Bijective function from $\Bbb Z^+$ to $\Bbb Z\backslash \{-1,0,1\}$
Based on what someone in the comments section said about the output forming a sequence like $2, -2, 3, -3, 4, -4, ...$, I came up with the following function:
$f(n)=\left\lceil{\left(\frac{n+2}{2}\right)}\right\rceil\cos\left(\pi n\right)$
Graphically, it would look like this:
Claim: if $\alpha: A\to B$ is a bijection and $\beta:B\to C$ is a bijection, $\gamma:A\to C$ given by $\gamma:=\beta\circ \alpha$ is a bijection.

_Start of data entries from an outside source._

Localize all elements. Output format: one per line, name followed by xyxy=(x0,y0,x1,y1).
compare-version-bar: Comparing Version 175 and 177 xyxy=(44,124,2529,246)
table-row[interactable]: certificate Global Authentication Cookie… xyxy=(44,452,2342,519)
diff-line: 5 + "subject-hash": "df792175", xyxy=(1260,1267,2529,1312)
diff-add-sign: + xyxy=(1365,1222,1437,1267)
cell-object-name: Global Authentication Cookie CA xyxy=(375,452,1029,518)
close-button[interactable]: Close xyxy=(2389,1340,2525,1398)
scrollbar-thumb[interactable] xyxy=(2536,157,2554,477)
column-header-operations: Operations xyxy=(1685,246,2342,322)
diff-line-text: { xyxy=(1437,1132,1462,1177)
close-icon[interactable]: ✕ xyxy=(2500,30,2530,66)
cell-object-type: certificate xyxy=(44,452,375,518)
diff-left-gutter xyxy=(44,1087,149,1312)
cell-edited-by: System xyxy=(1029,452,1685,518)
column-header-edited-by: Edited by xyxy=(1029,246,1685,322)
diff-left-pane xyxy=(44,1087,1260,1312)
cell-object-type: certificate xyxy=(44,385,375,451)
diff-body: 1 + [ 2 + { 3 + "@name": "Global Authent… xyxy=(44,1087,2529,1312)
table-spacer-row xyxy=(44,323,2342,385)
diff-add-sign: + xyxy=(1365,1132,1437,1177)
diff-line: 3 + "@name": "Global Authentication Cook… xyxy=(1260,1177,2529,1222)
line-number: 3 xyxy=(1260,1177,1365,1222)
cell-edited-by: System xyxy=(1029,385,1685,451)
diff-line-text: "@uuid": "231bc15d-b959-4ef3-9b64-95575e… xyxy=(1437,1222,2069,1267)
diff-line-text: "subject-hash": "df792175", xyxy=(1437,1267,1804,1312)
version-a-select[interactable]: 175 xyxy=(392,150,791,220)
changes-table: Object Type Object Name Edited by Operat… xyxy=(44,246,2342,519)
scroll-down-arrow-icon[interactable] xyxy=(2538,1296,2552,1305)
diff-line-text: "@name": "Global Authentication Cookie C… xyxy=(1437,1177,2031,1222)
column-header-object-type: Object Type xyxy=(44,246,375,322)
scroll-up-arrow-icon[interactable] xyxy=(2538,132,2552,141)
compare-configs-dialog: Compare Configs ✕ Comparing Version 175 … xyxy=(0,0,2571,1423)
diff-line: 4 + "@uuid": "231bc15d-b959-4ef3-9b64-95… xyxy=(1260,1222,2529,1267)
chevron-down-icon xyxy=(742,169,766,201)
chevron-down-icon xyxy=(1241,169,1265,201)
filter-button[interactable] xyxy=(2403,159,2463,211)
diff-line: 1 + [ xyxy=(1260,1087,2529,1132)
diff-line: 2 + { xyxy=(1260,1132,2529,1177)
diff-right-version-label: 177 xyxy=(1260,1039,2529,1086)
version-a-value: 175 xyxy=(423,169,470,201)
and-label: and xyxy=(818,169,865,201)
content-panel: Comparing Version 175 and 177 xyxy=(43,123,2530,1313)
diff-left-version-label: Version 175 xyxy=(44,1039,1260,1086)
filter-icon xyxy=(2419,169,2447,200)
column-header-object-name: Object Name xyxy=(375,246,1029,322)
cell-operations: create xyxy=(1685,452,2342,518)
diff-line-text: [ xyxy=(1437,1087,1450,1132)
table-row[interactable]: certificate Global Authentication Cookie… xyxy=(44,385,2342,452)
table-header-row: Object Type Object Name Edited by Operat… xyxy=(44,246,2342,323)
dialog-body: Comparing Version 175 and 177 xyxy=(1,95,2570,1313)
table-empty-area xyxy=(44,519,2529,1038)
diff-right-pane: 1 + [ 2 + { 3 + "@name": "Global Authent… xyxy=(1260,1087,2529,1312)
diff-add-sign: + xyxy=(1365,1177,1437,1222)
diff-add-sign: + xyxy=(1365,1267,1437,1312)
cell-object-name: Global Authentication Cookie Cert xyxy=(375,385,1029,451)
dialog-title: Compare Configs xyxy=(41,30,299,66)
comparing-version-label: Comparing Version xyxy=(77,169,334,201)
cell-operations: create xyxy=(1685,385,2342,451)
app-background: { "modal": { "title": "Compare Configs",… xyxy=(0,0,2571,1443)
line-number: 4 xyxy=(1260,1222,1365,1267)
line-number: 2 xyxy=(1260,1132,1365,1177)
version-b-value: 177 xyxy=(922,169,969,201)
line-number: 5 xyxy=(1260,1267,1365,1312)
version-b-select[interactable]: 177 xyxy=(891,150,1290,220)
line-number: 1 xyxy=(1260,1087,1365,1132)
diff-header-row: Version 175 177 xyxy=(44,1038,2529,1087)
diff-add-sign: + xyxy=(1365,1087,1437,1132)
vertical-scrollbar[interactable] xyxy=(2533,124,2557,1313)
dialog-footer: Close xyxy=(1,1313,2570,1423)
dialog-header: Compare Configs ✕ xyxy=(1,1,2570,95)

This allows us to make 'pit stops', i.e. to construct the bijection one map at a time.
To go from $\mathbb{Z}^+\to \mathbb{Z}$, one way is send $n$ to $(n+1)/2$ if $n$ is odd (this will map into $\mathbb{Z}^+$) and to send $n$ to $(2-n)/2$ if $n$ is even (this will map into $\mathbb{Z}^-\cup \{0\}$).
Now that we're in $\mathbb{Z}$, we can 'delete zero' from the range by sending $n$ to $n+1$ if $n\ge 0$ and otherwise sending $n$ to itself (i.e., leaving it untouched).
I will leave it to you to extend this to deleting the other two points and to come up with a closed-form, if you wish.